Fact is, she will be "cost effective" for the MBA who manages the clinic: Her salary will make those Excel spread sheets for the clinic's income and overhead look good.


  1. Mad Dog,
    What's infuriating is the motivation behind the push to replace doctors with NP's and PA's. It's one thing if this was taking place in rural outposts where there is a shortage of physicians, but their proliferation in areas where the supply of doctors is adequate once again illustrates what's driving US healthcare. Certainly not patient care or treatment quality- but profits. Unfortunately, there are far too many voters out there so busy worrying about the government coming for their AR-15's, that they are failing to notice the erosion of the medical system right under their noses..but that's another subject...

  2. M,
    Well, it may be the same subject. AR-15's are what people think they understand. Just gimme one of those and we'll all be safe from school shootings, home invasions and Islamic radical terrorism.
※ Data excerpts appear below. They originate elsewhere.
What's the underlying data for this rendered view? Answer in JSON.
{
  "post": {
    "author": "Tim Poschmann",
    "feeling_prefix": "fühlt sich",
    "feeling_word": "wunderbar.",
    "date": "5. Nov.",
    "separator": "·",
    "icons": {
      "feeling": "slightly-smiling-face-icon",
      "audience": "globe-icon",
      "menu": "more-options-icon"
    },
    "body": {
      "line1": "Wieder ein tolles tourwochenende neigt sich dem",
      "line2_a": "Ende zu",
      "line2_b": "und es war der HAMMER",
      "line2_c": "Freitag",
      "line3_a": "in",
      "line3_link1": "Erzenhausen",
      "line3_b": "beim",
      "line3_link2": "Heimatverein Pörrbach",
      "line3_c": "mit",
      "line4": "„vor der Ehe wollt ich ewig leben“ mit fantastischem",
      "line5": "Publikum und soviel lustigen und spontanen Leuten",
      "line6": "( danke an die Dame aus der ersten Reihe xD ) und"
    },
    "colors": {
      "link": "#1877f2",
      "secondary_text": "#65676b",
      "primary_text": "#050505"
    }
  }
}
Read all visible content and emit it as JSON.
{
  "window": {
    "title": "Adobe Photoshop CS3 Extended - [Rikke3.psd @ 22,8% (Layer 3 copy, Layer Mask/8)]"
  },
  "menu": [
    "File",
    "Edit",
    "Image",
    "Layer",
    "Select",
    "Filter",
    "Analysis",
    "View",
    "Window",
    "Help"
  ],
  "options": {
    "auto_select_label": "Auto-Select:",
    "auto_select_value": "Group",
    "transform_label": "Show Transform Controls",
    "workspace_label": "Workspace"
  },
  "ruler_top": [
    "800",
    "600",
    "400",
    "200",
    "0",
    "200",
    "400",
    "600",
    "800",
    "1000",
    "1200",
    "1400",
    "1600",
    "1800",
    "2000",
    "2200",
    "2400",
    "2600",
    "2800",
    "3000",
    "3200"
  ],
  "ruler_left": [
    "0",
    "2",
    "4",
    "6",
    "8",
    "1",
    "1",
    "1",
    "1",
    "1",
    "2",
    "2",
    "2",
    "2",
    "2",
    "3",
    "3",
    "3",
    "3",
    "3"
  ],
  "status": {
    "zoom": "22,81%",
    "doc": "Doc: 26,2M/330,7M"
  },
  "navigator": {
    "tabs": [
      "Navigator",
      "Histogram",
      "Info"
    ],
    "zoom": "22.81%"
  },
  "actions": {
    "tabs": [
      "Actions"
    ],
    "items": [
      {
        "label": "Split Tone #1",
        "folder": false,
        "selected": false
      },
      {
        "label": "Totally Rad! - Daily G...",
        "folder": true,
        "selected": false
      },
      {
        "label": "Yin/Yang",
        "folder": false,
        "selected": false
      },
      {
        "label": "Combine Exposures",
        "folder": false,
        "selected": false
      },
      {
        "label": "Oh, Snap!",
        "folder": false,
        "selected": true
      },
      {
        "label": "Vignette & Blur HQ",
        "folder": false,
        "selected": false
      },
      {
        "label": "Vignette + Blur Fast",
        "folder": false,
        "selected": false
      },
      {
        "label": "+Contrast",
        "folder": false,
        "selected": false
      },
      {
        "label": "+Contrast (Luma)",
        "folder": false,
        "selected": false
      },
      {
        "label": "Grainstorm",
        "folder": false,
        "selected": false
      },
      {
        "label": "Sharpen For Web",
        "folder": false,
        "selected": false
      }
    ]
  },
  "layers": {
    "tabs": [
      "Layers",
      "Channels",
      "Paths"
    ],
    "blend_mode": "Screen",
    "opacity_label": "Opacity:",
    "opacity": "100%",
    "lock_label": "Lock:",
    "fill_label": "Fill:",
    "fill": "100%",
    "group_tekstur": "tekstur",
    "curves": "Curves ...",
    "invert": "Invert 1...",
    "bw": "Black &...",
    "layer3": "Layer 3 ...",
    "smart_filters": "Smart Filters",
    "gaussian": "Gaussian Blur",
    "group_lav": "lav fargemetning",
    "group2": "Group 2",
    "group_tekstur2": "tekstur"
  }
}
    But many folks do not know a Nurse Practitioner from an MD from a chiropractor from a naturopath.
    Until there is enough reporting on all this, I suspect we'll get what we deserve when it comes to medical care, and I can guarantee you only one thing: the quality of what we get, what we are getting now, what we are going to get when the profit motive is the controlling force in American medical care is going to be only a shadow of what medical care in Europe currently is.
    Every Republican always begins with, "Oh, you don't want to give up the best medical health care system in the world for some government controlled system!"
    Sorry to tell you, but the best health care system in the world is a government controlled system.